Le premier long métrage documentaire du Togolais Joël M’Maka Tchedre s'intéresse aux 112 kilomètres de rails menant à Blitta, le terminus, autrefois poumon économique du Togo. Un jour, le train n'est plus venu et tout s'est arrêté... Entre perte et oubli, l'odyssée humaine de ceux qui en vivaient.
Après Nanas Benz, les reines du textile africain et Tbool ou la danse du feu, Joël M’Maka Tchedre poursuit avec Cent Douze, une œuvre qui puise dans la mémoire pour interroger le présent. Le réalisateur semble vouloir ramener à la vie un passé empreint de nostalgie, tout en questionnant l’abandon et la responsabilité des autorités qui ont laissé mourir une infrastructure autrefois porteuse de travail, de dignité et de bien-être. Son cinéma devient ainsi un acte politique : une manière de faire sa partition dans un monde où la mauvaise gestion et l’oubli mettent en péril le patrimoine local.

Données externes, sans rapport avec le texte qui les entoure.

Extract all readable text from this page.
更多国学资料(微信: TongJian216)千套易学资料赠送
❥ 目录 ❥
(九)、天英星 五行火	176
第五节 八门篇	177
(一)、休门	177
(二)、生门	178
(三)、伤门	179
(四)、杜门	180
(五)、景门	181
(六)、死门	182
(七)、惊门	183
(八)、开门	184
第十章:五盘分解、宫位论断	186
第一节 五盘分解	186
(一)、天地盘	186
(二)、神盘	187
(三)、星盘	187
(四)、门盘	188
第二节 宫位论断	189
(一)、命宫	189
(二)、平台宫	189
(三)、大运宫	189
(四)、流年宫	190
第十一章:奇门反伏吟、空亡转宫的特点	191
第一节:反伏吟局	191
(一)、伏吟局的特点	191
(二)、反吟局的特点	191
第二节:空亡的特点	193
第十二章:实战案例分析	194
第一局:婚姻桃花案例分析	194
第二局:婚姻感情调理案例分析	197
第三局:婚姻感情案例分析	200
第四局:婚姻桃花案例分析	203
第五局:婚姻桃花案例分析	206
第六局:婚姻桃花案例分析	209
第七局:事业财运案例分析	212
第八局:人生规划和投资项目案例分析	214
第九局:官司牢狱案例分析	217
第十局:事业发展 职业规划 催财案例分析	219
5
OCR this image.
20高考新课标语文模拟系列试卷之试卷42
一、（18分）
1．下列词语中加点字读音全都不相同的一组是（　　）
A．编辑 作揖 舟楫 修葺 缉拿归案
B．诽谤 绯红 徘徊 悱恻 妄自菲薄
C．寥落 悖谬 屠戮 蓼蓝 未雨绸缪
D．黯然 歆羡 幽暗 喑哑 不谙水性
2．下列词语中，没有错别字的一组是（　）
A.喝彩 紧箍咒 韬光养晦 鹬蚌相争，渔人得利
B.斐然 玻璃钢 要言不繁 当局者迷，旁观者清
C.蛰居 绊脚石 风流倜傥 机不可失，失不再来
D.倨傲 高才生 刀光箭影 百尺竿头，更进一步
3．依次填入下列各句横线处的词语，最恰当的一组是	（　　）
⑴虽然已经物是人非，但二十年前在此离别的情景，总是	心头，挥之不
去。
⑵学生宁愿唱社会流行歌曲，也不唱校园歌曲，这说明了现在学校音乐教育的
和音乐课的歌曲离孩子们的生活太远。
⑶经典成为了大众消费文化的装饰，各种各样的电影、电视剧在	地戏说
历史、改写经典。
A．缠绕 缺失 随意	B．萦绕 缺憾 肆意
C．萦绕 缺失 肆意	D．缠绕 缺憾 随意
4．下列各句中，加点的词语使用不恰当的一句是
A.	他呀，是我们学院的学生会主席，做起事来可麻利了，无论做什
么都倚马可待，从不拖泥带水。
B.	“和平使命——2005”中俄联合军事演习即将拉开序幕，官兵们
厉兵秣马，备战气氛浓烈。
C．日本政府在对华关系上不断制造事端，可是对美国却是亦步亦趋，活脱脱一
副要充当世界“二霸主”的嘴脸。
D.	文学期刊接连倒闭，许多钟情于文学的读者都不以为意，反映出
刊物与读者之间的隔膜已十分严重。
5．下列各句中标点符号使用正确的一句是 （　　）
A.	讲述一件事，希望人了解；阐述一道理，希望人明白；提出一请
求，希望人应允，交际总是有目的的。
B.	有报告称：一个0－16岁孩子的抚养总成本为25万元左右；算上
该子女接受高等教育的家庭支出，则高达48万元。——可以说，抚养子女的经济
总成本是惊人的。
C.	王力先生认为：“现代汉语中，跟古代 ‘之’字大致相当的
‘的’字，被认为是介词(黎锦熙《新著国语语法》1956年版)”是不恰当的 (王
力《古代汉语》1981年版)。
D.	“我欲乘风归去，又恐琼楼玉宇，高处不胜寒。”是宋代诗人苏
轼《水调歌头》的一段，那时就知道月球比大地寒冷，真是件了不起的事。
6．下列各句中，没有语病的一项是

Le film nous conduit à Blitta au cœur du Togo,une ville qui jadis était rythmée par le passage du train. À chaque station désormais silencieuse, surgissent comme des fantômes des hommes et des femmes qui racontent l’époque où le sifflement du rail structurait l’espoir. Victimes, comme leur train, d’une mort subite, ils portent des souvenirs lumineux malgré les visages marqués par l’usure du temps, parfois maigres, parfois assombris par les années de souffrance. Mais derrière le désespoir, quelques sourires lointains subsistent, comme pour dire la résilience.

Visuellement maîtrisé, Cent Douze déploie des plans contemplatifs, des visages habités et une bande-son discrète qui laisse résonner les silences, les soupirs et les fragments de mémoire. Le montage, respectueux du rythme de la parole, offre un cinéma de l’écoute. La figure du clown, entre théâtre et activisme, introduit une distance ironique et critique : il souligne l’absurdité de l’abandon et appelle à une prise de conscience. Le choix du théâtre inscrit l’œuvre dans une démarche politique claire : mettre en scène la perte pour la rendre visible.
La fin du film, marquée par une fête, prend des allures d’enterrement symbolique du train, cérémonie jamais organisée en son temps. Pourtant, la musique qui résonne n’a rien de funèbre : elle célèbre au contraire la vitalité et la résistance d’un peuple qui refuse l’effacement total de sa mémoire.
Cent Douze, réalisé en 2024, dépasse ainsi la simple nostalgie. Ancré dans un territoire mais ouvert à l’universel, il interroge le rôle de la mémoire dans la construction de l’avenir. Par la beauté de ses images et la profondeur de son propos, Joël M’Maka Tchedre signe une œuvre d’une grande maturité politique et esthétique, où l’histoire locale devient miroir d’un destin collectif africain.